Medical experts have long said that organs that are not harvested in a medical setting are unlikely to be usable for sale.
But the rumor has made its way across Mexico over the years, spurring violence each time it springs up afresh.
"These rumors are totally false," said Hidalgo public safety chief Mauricio Delmar in a news conference Thursday night. "They have already cost lives."
He said there were no reports of abducted children in the state, and a cybercrimes team determined that photos circulating online came from another country and had nothing to do with the harvesting of organs.
He warned that a "collective psychosis" had taken hold of people.
Hidalgo state interior secretary Simon Vargas pleaded that "no one must take justice into their own hands."
"This is a phenomenon that is occurring nationwide," added Jose Arturo Delgado, who coordinates the missing-persons alert system for the Puebla prosecutors' office. He also said there have been no confirmed cases of child-snatching in the state.

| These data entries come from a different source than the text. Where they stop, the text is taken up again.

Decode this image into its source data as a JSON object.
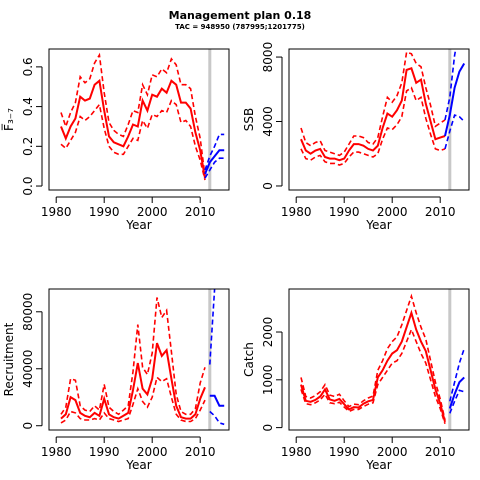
{
  "title": "Management plan 0.18",
  "subtitle": "TAC = 948950 (787995;1201775)",
  "colors": {
    "historic": "#ff0000",
    "projection": "#0000ff",
    "vline": "#c8c8c8"
  },
  "chart_data": [
    {
      "type": "line",
      "id": "f",
      "xlabel": "Year",
      "ylabel": "F̅₃₋₇",
      "xlim": [
        1978.5,
        2016
      ],
      "ylim": [
        -0.02,
        0.69
      ],
      "xticks": [
        1980,
        1990,
        2000,
        2010
      ],
      "yticks": [
        0,
        0.2,
        0.4,
        0.6
      ],
      "ytick_labels": [
        "0.0",
        "0.2",
        "0.4",
        "0.6"
      ],
      "vline": 2012,
      "historic": {
        "x": [
          1981,
          1982,
          1983,
          1984,
          1985,
          1986,
          1987,
          1988,
          1989,
          1990,
          1991,
          1992,
          1993,
          1994,
          1995,
          1996,
          1997,
          1998,
          1999,
          2000,
          2001,
          2002,
          2003,
          2004,
          2005,
          2006,
          2007,
          2008,
          2009,
          2010,
          2011
        ],
        "mid": [
          0.3,
          0.24,
          0.3,
          0.34,
          0.45,
          0.43,
          0.44,
          0.51,
          0.53,
          0.38,
          0.25,
          0.22,
          0.21,
          0.2,
          0.25,
          0.31,
          0.3,
          0.43,
          0.38,
          0.46,
          0.45,
          0.49,
          0.47,
          0.53,
          0.51,
          0.42,
          0.42,
          0.39,
          0.27,
          0.18,
          0.04
        ],
        "lo": [
          0.21,
          0.19,
          0.23,
          0.27,
          0.35,
          0.33,
          0.35,
          0.38,
          0.41,
          0.29,
          0.2,
          0.17,
          0.16,
          0.16,
          0.2,
          0.24,
          0.23,
          0.33,
          0.29,
          0.36,
          0.35,
          0.38,
          0.37,
          0.43,
          0.41,
          0.32,
          0.33,
          0.3,
          0.2,
          0.13,
          0.03
        ],
        "hi": [
          0.37,
          0.3,
          0.37,
          0.42,
          0.55,
          0.52,
          0.54,
          0.62,
          0.66,
          0.47,
          0.32,
          0.28,
          0.26,
          0.25,
          0.31,
          0.38,
          0.37,
          0.51,
          0.46,
          0.56,
          0.55,
          0.59,
          0.57,
          0.64,
          0.61,
          0.51,
          0.51,
          0.49,
          0.35,
          0.24,
          0.05
        ]
      },
      "projection": {
        "x": [
          2011,
          2012,
          2013,
          2014,
          2015
        ],
        "mid": [
          0.06,
          0.12,
          0.15,
          0.18,
          0.18
        ],
        "lo": [
          0.04,
          0.08,
          0.12,
          0.14,
          0.14
        ],
        "hi": [
          0.08,
          0.15,
          0.2,
          0.26,
          0.26
        ]
      }
    },
    {
      "type": "line",
      "id": "ssb",
      "xlabel": "Year",
      "ylabel": "SSB",
      "xlim": [
        1978.5,
        2016
      ],
      "ylim": [
        -250,
        8500
      ],
      "xticks": [
        1980,
        1990,
        2000,
        2010
      ],
      "yticks": [
        0,
        4000,
        8000
      ],
      "ytick_labels": [
        "0",
        "4000",
        "8000"
      ],
      "vline": 2012,
      "historic": {
        "x": [
          1981,
          1982,
          1983,
          1984,
          1985,
          1986,
          1987,
          1988,
          1989,
          1990,
          1991,
          1992,
          1993,
          1994,
          1995,
          1996,
          1997,
          1998,
          1999,
          2000,
          2001,
          2002,
          2003,
          2004,
          2005,
          2006,
          2007,
          2008,
          2009,
          2010,
          2011
        ],
        "mid": [
          2900,
          2200,
          2000,
          2200,
          2300,
          1800,
          1700,
          1700,
          1600,
          1700,
          2200,
          2600,
          2600,
          2500,
          2300,
          2200,
          2500,
          3600,
          4500,
          4300,
          4700,
          5300,
          7200,
          7300,
          6400,
          6600,
          5100,
          4000,
          2900,
          3000,
          3100
        ],
        "lo": [
          2300,
          1700,
          1600,
          1800,
          1900,
          1500,
          1400,
          1400,
          1300,
          1400,
          1800,
          2100,
          2100,
          2000,
          1900,
          1800,
          2000,
          2900,
          3600,
          3500,
          3800,
          4300,
          5900,
          6100,
          5300,
          5500,
          4200,
          3200,
          2300,
          2200,
          2300
        ],
        "hi": [
          3600,
          2700,
          2500,
          2700,
          2800,
          2200,
          2100,
          2000,
          1900,
          2100,
          2600,
          3100,
          3100,
          3000,
          2700,
          2600,
          3000,
          4300,
          5500,
          5200,
          5600,
          6400,
          8300,
          8200,
          7600,
          7400,
          6100,
          5000,
          3700,
          3900,
          4100
        ]
      },
      "projection": {
        "x": [
          2011,
          2012,
          2013,
          2014,
          2015
        ],
        "mid": [
          3100,
          4400,
          6100,
          7100,
          7600
        ],
        "lo": [
          2300,
          3400,
          4400,
          4300,
          4000
        ],
        "hi": [
          4100,
          5500,
          8100,
          9800,
          11000
        ]
      }
    },
    {
      "type": "line",
      "id": "recruitment",
      "xlabel": "Year",
      "ylabel": "Recruitment",
      "xlim": [
        1978.5,
        2016
      ],
      "ylim": [
        -3000,
        96000
      ],
      "xticks": [
        1980,
        1990,
        2000,
        2010
      ],
      "yticks": [
        0,
        40000,
        80000
      ],
      "ytick_labels": [
        "0",
        "40000",
        "80000"
      ],
      "vline": 2012,
      "historic": {
        "x": [
          1981,
          1982,
          1983,
          1984,
          1985,
          1986,
          1987,
          1988,
          1989,
          1990,
          1991,
          1992,
          1993,
          1994,
          1995,
          1996,
          1997,
          1998,
          1999,
          2000,
          2001,
          2002,
          2003,
          2004,
          2005,
          2006,
          2007,
          2008,
          2009,
          2010,
          2011
        ],
        "mid": [
          5000,
          8000,
          20000,
          18000,
          9000,
          7000,
          6000,
          9000,
          7000,
          19000,
          8000,
          6000,
          5000,
          7000,
          9000,
          25000,
          44000,
          26000,
          22000,
          33000,
          58000,
          49000,
          53000,
          33000,
          14000,
          6000,
          5000,
          5000,
          8000,
          19000,
          27000
        ],
        "lo": [
          2000,
          4000,
          10000,
          9000,
          5000,
          4000,
          4000,
          5000,
          4000,
          9000,
          5000,
          4000,
          3000,
          4000,
          5000,
          15000,
          26000,
          17000,
          13000,
          20000,
          34000,
          31000,
          33000,
          20000,
          8000,
          4000,
          3000,
          3000,
          5000,
          11000,
          18000
        ],
        "hi": [
          8000,
          13000,
          33000,
          32000,
          14000,
          11000,
          10000,
          14000,
          11000,
          29000,
          13000,
          10000,
          8000,
          11000,
          14000,
          38000,
          71000,
          41000,
          36000,
          51000,
          90000,
          76000,
          81000,
          52000,
          22000,
          10000,
          8000,
          8000,
          12000,
          30000,
          41000
        ]
      },
      "projection": {
        "x": [
          2012,
          2013,
          2014,
          2015
        ],
        "mid": [
          21000,
          21000,
          14000,
          14000
        ],
        "lo": [
          10000,
          7000,
          2000,
          1000
        ],
        "hi": [
          43000,
          96000,
          130000,
          150000
        ]
      }
    },
    {
      "type": "line",
      "id": "catch",
      "xlabel": "Year",
      "ylabel": "Catch",
      "xlim": [
        1978.5,
        2016
      ],
      "ylim": [
        -50,
        2900
      ],
      "xticks": [
        1980,
        1990,
        2000,
        2010
      ],
      "yticks": [
        0,
        1000,
        2000
      ],
      "ytick_labels": [
        "0",
        "1000",
        "2000"
      ],
      "vline": 2012,
      "historic": {
        "x": [
          1981,
          1982,
          1983,
          1984,
          1985,
          1986,
          1987,
          1988,
          1989,
          1990,
          1991,
          1992,
          1993,
          1994,
          1995,
          1996,
          1997,
          1998,
          1999,
          2000,
          2001,
          2002,
          2003,
          2004,
          2005,
          2006,
          2007,
          2008,
          2009,
          2010,
          2011
        ],
        "mid": [
          900,
          560,
          540,
          580,
          650,
          800,
          590,
          560,
          600,
          490,
          380,
          430,
          420,
          500,
          550,
          580,
          1050,
          1200,
          1400,
          1550,
          1620,
          1800,
          2100,
          2400,
          2050,
          1800,
          1600,
          1200,
          800,
          500,
          120
        ],
        "lo": [
          800,
          500,
          480,
          520,
          580,
          700,
          520,
          500,
          530,
          430,
          340,
          380,
          380,
          440,
          490,
          520,
          900,
          1050,
          1200,
          1350,
          1400,
          1550,
          1800,
          2050,
          1800,
          1550,
          1350,
          1000,
          650,
          400,
          80
        ],
        "hi": [
          1050,
          650,
          620,
          670,
          750,
          900,
          680,
          650,
          700,
          560,
          440,
          490,
          480,
          560,
          620,
          660,
          1200,
          1400,
          1650,
          1800,
          1900,
          2150,
          2450,
          2750,
          2400,
          2100,
          1850,
          1400,
          950,
          600,
          160
        ]
      },
      "projection": {
        "x": [
          2012,
          2013,
          2014,
          2015
        ],
        "mid": [
          400,
          700,
          950,
          1050
        ],
        "lo": [
          300,
          550,
          780,
          750
        ],
        "hi": [
          550,
          950,
          1350,
          1650
        ]
      }
    }
  ]
}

The state of Jalisco issued a similar warning about rumors earlier this week.
But such false reports are not new.
In 1998, two men were bound, beaten and hanged in the town square of Huejutla in Puebla. The men were suspected of trying to kidnap four local girls to sell their organs, although prosecutors said there was no evidence that was true.
In 2015, residents of Ajalpan, Puebla beat to death two young men who were asking questions in the town.
Rumors spread that children were being kidnapped, but it turned out that the men were conducting a commercial survey about tortilla consumption.
According to a study published in 2015 by researcher Leandro Anibal Gamallo, lynchings in Mexico appear to have spiked randomly. There were 23 such cases in 2001. That number rose to 49 in 2005 and fell again to 21 in 2006. There were 64 lynchings in 2011, the latest year included in the study.
Arroyo said the preliminary investigation of the incident in Hidalgo showed that a mob in the city of Santa Ana Ahuehuepan doused a man and woman with gasoline and set them aflame. The man died at the scene and the woman died at a hospital.
In the case of the two men burned to death by an angry, cheering mob in the town of Acatlan in Puebla on Wednesday, prosecutors said the victims were farmers and there was no evidence they were involved in any crime.
On cell phone videos of the killings, townspeople cheered, applauded and shouted "Long live the people!" as the bodies of the men were smoked.